UNESCO praises SZ Intl. Music Festival

    Share:

Zhang Qian

zhqcindy@163.com

UNESCO has sent a congratulatory letter to Shenzhen for the first 2017 Shenzhen Belt and Road International Music Season that will kick off Saturday, which will bring traditional and classical music from nearly 30 countries and regions that lie along China’s two ancient world trading routes.

On behalf of Director-General of UNESCO Irina Bokova, Francesco Bandarin, who is UNESCO’s assistant director-general for culture, said in the letter addressed to the Shenzhen International Cultural Exchanges Association that UNESCO commended the association’s initiative to celebrate music and creativity, and that the festival “will be a great success and set a role model in terms of professional achievements, humanistic development and cultural diversity.”

“Under the theme: ‘Connecting China and the Rest of the World and Reaching to the World,’ the Shenzhen Belt and Road International Music Season is an innovative and promising event that aims to promote the exchange of cultures and an understanding of civilizations, as well as to enhance inclusiveness and mutual trust,” the letter read.

“I see this as a symbol of dynamism as a proud member of UNESCO’s creative cities network,” he said in the letter.

The event will bring audiences on a festive journey that features various styles of music sung by beautiful voices and played on distinctive instruments with an opening ceremony this Saturday night.

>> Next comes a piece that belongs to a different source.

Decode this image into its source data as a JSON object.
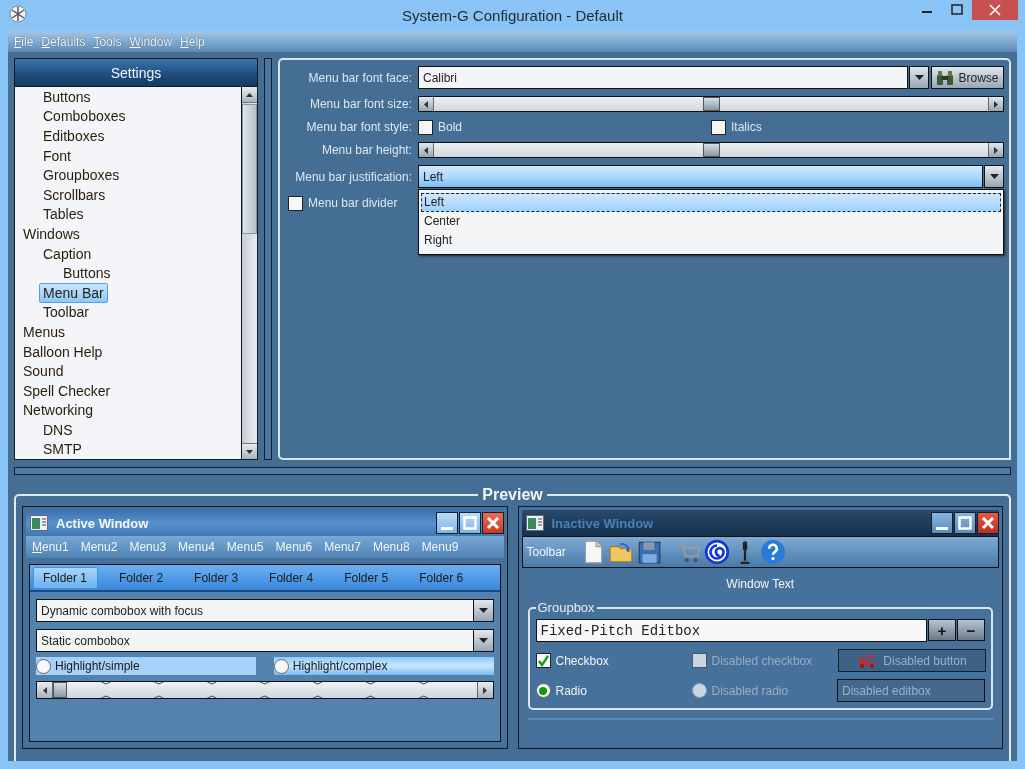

More than 700 outstanding artists from 13 troupes from 30 countries and regions will attend the event and perform a total of 16 concerts for local residents.

The festival will last for 22 days, until April 15. World-renowned orchestras and troupes, such as Wiener Symphoniker, Indian Bollywood Film Song and Dance Company, Canadian Brass and Lithuanian Chamber Orchestra, will perform themed concerts.

An opening concert led by four top conductors from home and abroad will take place at Shenzhen Concert Hall in Futian District on Saturday night. Hu Yongyan, Yu Feng, Spanish conductor David Gimenez and Albanian Oleg Arapi will conduct the Shenzhen Symphony Orchestra (SSO) as well as an orchestra staffed by players from 13 Belt and Road countries.

Award-winning Egyptian pianist Mirette Hanna, suona player Zhang Qianyuan and Indian sitar player Gaurav Mazumdar will collaborate. The concert will also feature mezzo-soprano Carla Dirlikov Canales, bass-baritone Erwin Schrott, baritone Ariunbaatar Ganbaatar, soprano Katherine Whyte, and tenors Shi Yijie and Yang Yang.

To encourage concert goers, tickets for the concerts are sold at lower than market prices. The lowest fare for most of the concerts is around 50 to 80 yuan (US$7.3-11.7), and more than 50 percent of the seats for each concert cost less than 180 yuan, except for the concert by the Wiener Symphoniker, which will have a smaller portion of low-priced tickets.